考察:BABYMETALとは何か(2)

問い:BABYMETALとは何か

答え:
①BABYMETALとは現象である。
②BABYMETALとは絶対に無視できない存在である。
③BABYMETALとは物語である。

今回の(2)では,「BABYMETALとは絶対に無視できない存在である」という答えについて考察する。

○BABYMETALは絶対に無視できない

「聴いたら好きか嫌いしかない。でも絶対に無視できない」(マーティ・フリードマン/NHK-BS「アジア・ミュージック・ネットワーク」,2014年)。

ヘヴィ・メタルという音楽にダンス(振り付け)を導入するという突拍子もない試み(アイドルとメタルの融合)は,異文化の衝突以外の何ものでもなかった。しかもそのクオリティはメタル視点から見てもダンスという視点から見ても図抜けて高いという徹底ぶり。メタルという範疇にとどまらない,さまざまな音楽ジャンルの要素を躊躇なく取り込んで独自のスタイルへと昇華させるセンスは見事と言う他なく,ダンスはいわゆるアイドル的な可愛らしさを維持しつつも実態は極めてハードで,武道の演舞や格闘技にも通じるパワー,スピード,そして美しさを体現している。
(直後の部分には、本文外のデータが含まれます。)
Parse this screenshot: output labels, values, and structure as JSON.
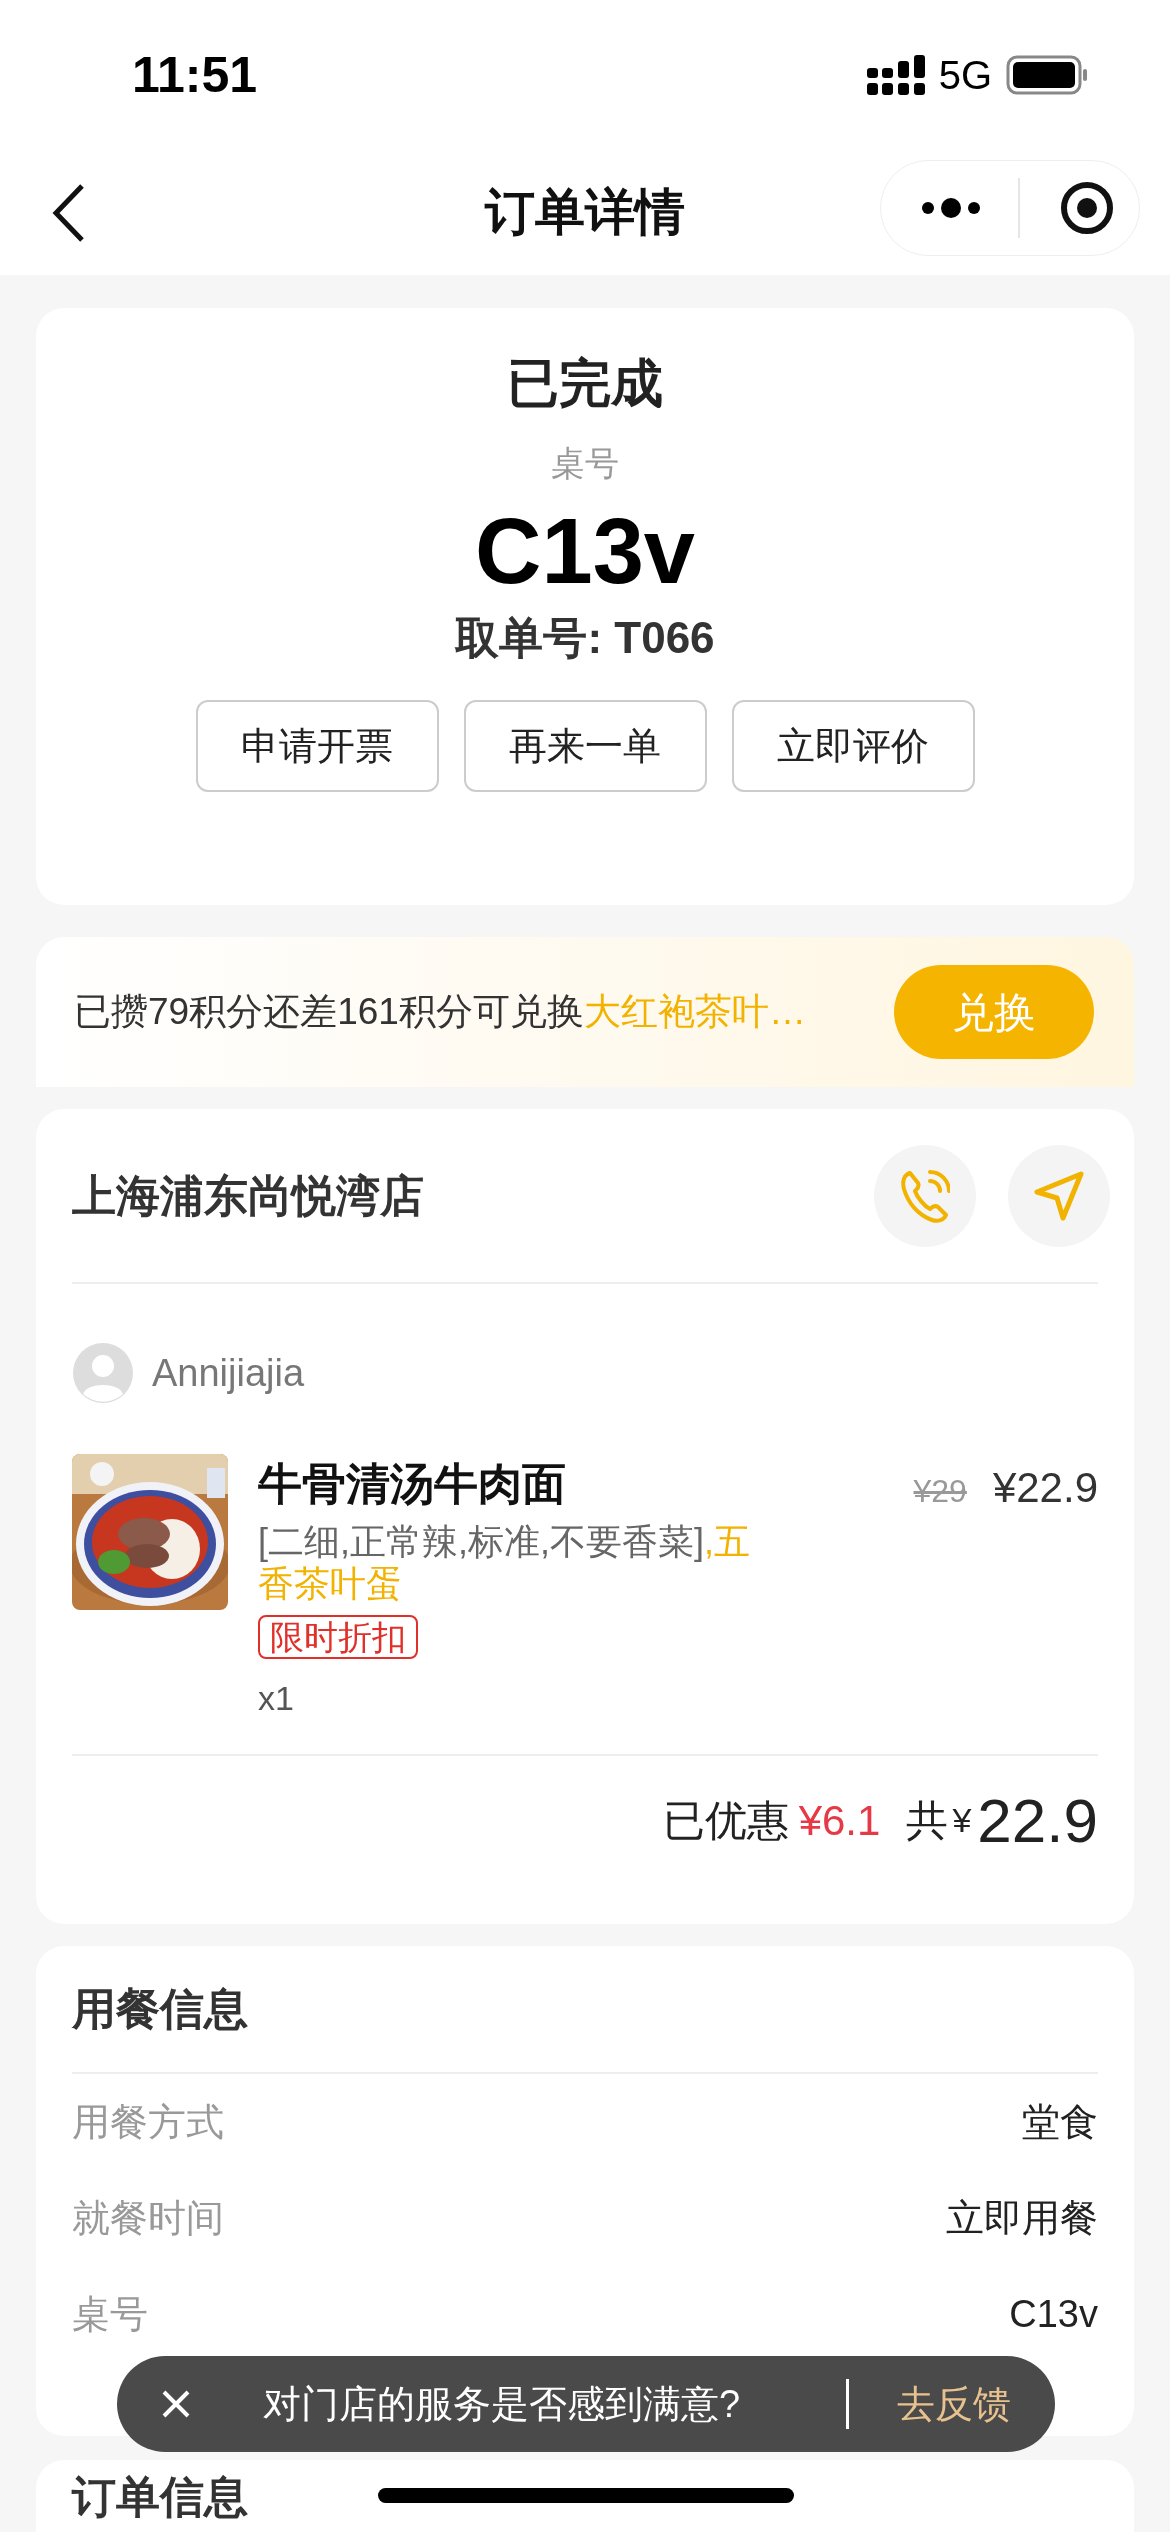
{
  "status_bar": {
    "time": "11:51",
    "network": "5G"
  },
  "nav": {
    "title": "订单详情"
  },
  "order": {
    "status": "已完成",
    "table_label": "桌号",
    "table_number": "C13v",
    "pickup": "取单号: T066",
    "actions": [
      "申请开票",
      "再来一单",
      "立即评价"
    ]
  },
  "points_banner": {
    "text": "已攒79积分还差161积分可兑换",
    "highlight": "大红袍茶叶…",
    "button": "兑换"
  },
  "store": {
    "name": "上海浦东尚悦湾店",
    "customer": "Annijiajia",
    "items": [
      {
        "name": "牛骨清汤牛肉面",
        "options": "[二细,正常辣,标准,不要香菜]",
        "extras": ",五香茶叶蛋",
        "tag": "限时折扣",
        "original_price": "¥29",
        "price": "¥22.9",
        "quantity": "x1"
      }
    ],
    "discount_label": "已优惠",
    "discount": "¥6.1",
    "total_label": "共",
    "currency": "¥",
    "total": "22.9"
  },
  "dining_info": {
    "title": "用餐信息",
    "rows": [
      {
        "label": "用餐方式",
        "value": "堂食"
      },
      {
        "label": "就餐时间",
        "value": "立即用餐"
      },
      {
        "label": "桌号",
        "value": "C13v"
      }
    ]
  },
  "toast": {
    "text": "对门店的服务是否感到满意?",
    "action": "去反馈"
  },
  "order_info": {
    "title": "订单信息"
  }
}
BABYMETALの「異種格闘技戦」的なスタイルは,音楽(メタルに限らず)やアイドルファンの間で当然賛否両論を巻き起こした。音楽にしろダンスにしろ,どちらか一方が中途半端だったとしたら,BABYMETALはイロモノ扱いされて終わっていたに違いない。しかし実際には,BABYMETALが生み出す音楽は紛れもなく“本物”で,彼女たちのパフォーマンスは空前絶後にして唯一無二のものだった。だから「ケチを付けて,はい終わり」にはできないのだ。

あまりにも尖ったその個性ゆえ,BABYMETALを初めて体験した人の反応は好きか嫌いかの真っ二つに分かれることが多い。しかもその反応は両極端で,音楽の世界に突然変異のように出現した存在に対して拒絶反応を示すか,新たな地平を切り拓く存在として大絶賛するかのどちらかである。良くも悪くも,誰もがBABYMETALについてひと言云いたくなる。一度でもBABYMETALを体験したら,何も見ず,何も聞かなかったかのようにスルーすることはできないのだ。